Russia has accused Ukraine of stealing $25m of gas exports destined for Europe after it cut off supplies to the country on Sunday.

Countries as far west as France say supplies from a pipeline running via Ukraine have fallen by up to 40%.

Ukraine denied taking the gas, but said it would siphon off a share if temperatures fell much below freezing.

The row erupted after Russia raised the price of 1,000 cubic metres of gas from $50 to $230 and Ukraine refused to pay.

Russia's gas monopoly Gazprom is still charging the lower price to some former Soviet countries, though the average price in the EU is $240 (£140).

Moldovan President Vladimir Voronin said his country had also been cut off, after refusing to pay $160 per 1,000 cubic metres, according to the Itar-Tass news agency.

Kiev says it is being punished for its attempts to become more independent from Moscow and develop stronger ties with the West.

In a statement on Sunday night, it accused Russia of resorting to "blackmail" in order to undermine the country's economy.

German warning
Both the European Union and the United States have expressed concern about the row.

Germany, which depends on Russia for 30% of its supplies, on Monday called on Moscow to "act responsibly".

Alexander Medvedev, deputy head of Gazprom, said Ukraine had stolen 100 million cubic metres of gas on 1 January.

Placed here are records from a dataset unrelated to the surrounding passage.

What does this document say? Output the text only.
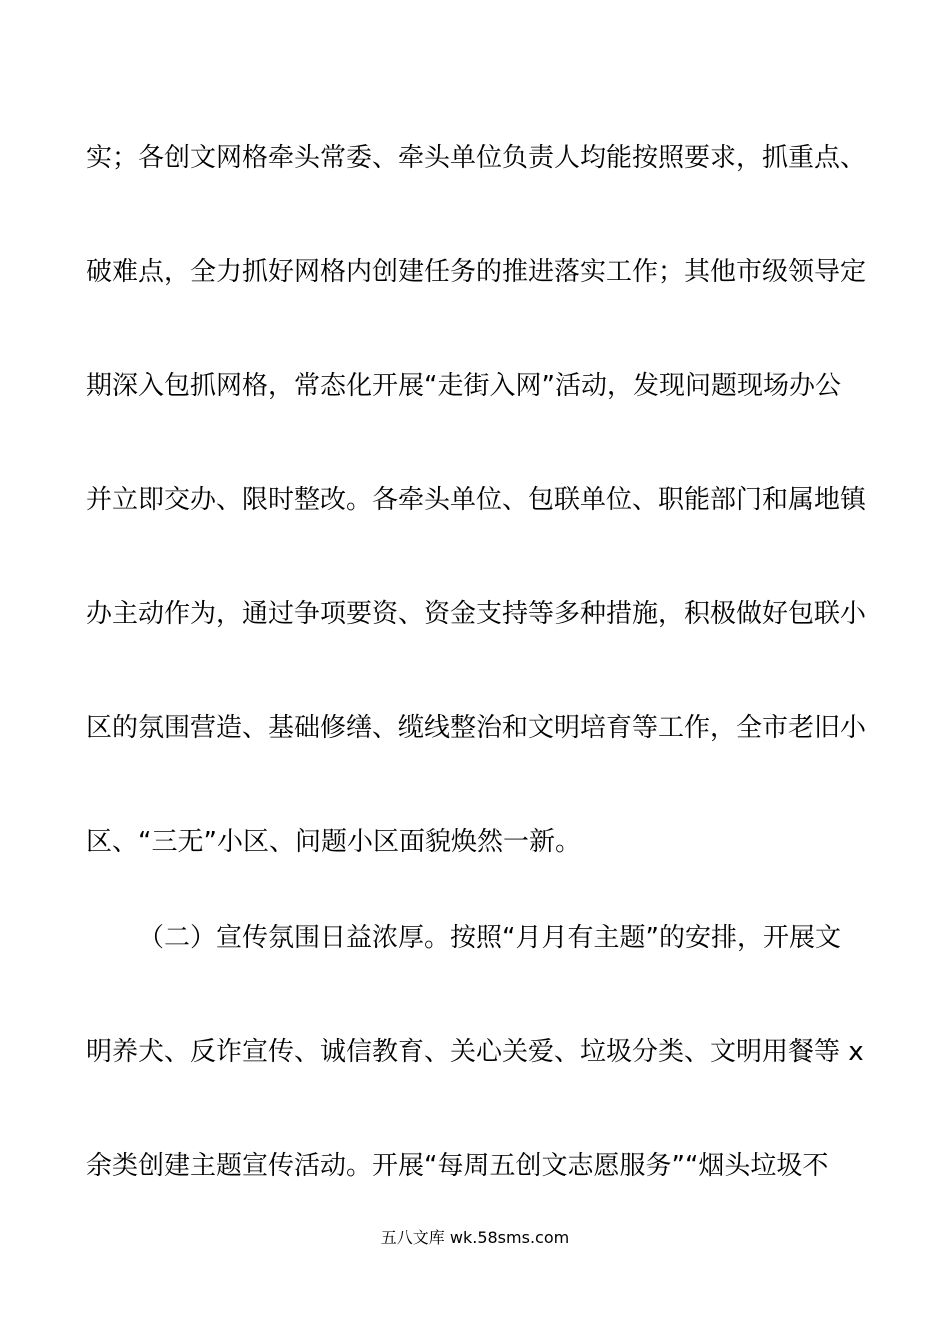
实；各创文网格牵头常委、牵头单位负责人均能按照要求，抓重点、
破难点，全力抓好网格内创建任务的推进落实工作；其他市级领导定
期深入包抓网格，常态化开展“走街入网”活动，发现问题现场办公
并立即交办、限时整改。各牵头单位、包联单位、职能部门和属地镇
办主动作为，通过争项要资、资金支持等多种措施，积极做好包联小
区的氛围营造、基础修缮、缆线整治和文明培育等工作，全市老旧小
区、“三无”小区、问题小区面貌焕然一新。
（二）宣传氛围日益浓厚。按照“月月有主题”的安排，开展文
明养犬、反诈宣传、诚信教育、关心关爱、垃圾分类、文明用餐等 x
余类创建主题宣传活动。开展“每周五创文志愿服务”“烟头垃圾不
五八文库 wk.58sms.com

"If the theft continues at this pace, the volume and cost of the stolen goods will rise quite considerably," he said.

Ukraine's Fuel and Energy Minister Ivan Plachkov said there had been no "unauthorised diversion" of gas.

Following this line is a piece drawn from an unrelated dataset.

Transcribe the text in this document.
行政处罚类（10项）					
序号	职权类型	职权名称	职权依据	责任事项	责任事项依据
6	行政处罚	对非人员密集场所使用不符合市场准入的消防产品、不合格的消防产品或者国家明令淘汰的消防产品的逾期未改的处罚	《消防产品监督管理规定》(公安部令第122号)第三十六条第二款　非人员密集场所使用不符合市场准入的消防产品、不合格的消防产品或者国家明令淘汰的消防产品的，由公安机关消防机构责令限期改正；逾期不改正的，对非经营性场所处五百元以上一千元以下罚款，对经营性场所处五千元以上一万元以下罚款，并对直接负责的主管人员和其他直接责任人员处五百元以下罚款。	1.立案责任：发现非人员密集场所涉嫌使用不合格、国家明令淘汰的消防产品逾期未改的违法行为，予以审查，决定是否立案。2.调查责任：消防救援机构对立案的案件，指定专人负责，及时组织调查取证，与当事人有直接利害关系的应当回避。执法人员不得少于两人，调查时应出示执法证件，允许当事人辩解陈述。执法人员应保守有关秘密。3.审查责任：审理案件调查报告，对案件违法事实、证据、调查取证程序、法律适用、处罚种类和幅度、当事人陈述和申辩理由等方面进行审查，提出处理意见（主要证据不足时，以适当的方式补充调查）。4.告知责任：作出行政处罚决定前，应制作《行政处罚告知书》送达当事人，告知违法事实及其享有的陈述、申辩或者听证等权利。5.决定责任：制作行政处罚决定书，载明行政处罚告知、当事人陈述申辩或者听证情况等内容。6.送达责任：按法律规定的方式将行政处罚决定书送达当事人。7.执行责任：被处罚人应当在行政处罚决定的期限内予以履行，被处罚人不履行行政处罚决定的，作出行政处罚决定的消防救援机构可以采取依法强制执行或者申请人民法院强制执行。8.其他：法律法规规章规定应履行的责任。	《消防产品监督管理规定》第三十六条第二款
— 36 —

But he said Ukraine had the right under existing contracts to take a share of gas exported via the Ukrainian pipeline - the main route for Russian exports - and would do so if the temperature fell below -3C.

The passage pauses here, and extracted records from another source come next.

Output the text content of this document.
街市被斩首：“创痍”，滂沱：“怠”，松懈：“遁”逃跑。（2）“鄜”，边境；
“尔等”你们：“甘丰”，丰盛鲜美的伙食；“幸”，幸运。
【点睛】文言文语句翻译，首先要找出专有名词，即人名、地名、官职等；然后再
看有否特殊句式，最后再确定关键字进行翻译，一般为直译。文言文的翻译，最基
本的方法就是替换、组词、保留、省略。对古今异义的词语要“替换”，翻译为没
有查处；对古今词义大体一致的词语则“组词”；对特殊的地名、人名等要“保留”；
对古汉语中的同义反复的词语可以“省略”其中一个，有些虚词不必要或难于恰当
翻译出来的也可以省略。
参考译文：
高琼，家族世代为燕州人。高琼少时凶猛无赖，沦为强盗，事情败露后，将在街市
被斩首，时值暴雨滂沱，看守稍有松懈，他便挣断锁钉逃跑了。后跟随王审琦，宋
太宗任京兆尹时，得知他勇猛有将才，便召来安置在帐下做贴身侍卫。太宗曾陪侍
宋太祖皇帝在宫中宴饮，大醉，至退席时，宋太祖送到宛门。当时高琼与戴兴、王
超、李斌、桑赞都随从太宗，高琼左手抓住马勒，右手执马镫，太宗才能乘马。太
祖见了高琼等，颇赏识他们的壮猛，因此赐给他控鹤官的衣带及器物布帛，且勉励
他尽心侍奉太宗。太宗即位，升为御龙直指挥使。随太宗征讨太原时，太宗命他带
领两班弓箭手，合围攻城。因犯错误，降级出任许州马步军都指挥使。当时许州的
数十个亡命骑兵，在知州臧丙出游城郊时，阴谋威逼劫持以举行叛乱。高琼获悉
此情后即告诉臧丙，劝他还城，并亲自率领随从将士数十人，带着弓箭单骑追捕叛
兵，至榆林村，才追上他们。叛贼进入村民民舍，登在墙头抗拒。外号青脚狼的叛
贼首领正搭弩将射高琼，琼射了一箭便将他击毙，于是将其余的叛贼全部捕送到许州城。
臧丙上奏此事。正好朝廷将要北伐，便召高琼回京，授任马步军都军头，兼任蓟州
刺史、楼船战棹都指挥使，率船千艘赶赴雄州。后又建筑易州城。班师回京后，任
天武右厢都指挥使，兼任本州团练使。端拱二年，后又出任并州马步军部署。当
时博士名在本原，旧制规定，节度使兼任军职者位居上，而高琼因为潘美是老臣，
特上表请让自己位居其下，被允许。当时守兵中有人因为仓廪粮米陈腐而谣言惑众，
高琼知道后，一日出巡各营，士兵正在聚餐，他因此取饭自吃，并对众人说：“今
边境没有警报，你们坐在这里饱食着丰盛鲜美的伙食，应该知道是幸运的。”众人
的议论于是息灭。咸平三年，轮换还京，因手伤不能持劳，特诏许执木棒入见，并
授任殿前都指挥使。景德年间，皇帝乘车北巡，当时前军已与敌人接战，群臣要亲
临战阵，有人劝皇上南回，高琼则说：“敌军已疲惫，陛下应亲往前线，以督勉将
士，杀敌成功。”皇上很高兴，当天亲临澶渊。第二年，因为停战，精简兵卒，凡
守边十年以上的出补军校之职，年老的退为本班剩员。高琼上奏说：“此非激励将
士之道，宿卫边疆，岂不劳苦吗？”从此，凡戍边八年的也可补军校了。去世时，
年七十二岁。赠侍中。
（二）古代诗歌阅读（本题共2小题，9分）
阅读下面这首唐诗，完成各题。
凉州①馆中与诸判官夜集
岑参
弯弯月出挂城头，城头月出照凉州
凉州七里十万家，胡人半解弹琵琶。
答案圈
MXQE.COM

He also said that Ukraine was currently relying on gas from Turkmenistan and its own reserves.

But Gazprom, which controls the pipeline linking Turkmenistan and Ukraine, said no Turkmen gas was entering the country.

"Today the Ukrainian gas transporting system is receiving nothing but Russian gas," Mr Medvedev told journalists in Moscow.

Supplies falling
Gazprom supplies about 25% of Western Europe's needs.

France, Italy, Austria, Hungary, Poland and Slovakia have reported a sharp fall in supplies.

The shortage was being passed on, as affected countries said they would in turn be pumping less gas to customers further down the line, like Serbia and Bosnia.

Experts say Germany could be affected soon.

Austrian, Romanian and Slovak authorities said supplies from Russia were down by about one third, while Hungarian gas firm MOL said its supplies were down by 40%.

France was 25-30% down and Italy 24%, officials said.

Ukraine says the loss of Russian supplies will not hit ordinary Ukrainian consumers, but has warned that industry could be affected.

The Ukrainian Foreign Ministry says Russia is in breach of contract by cutting off the gas and has called for a resumption of talks in the presence of international experts.

It says Ukraine is ready to agree to an increase in gas prices, if this is phased in gradually.

Relations between Russia and Ukraine have been tense since President Viktor Yushchenko came to power last year on a promise to strengthen relations with the EU and Nato, and steer the country out of Russia's sphere of influence.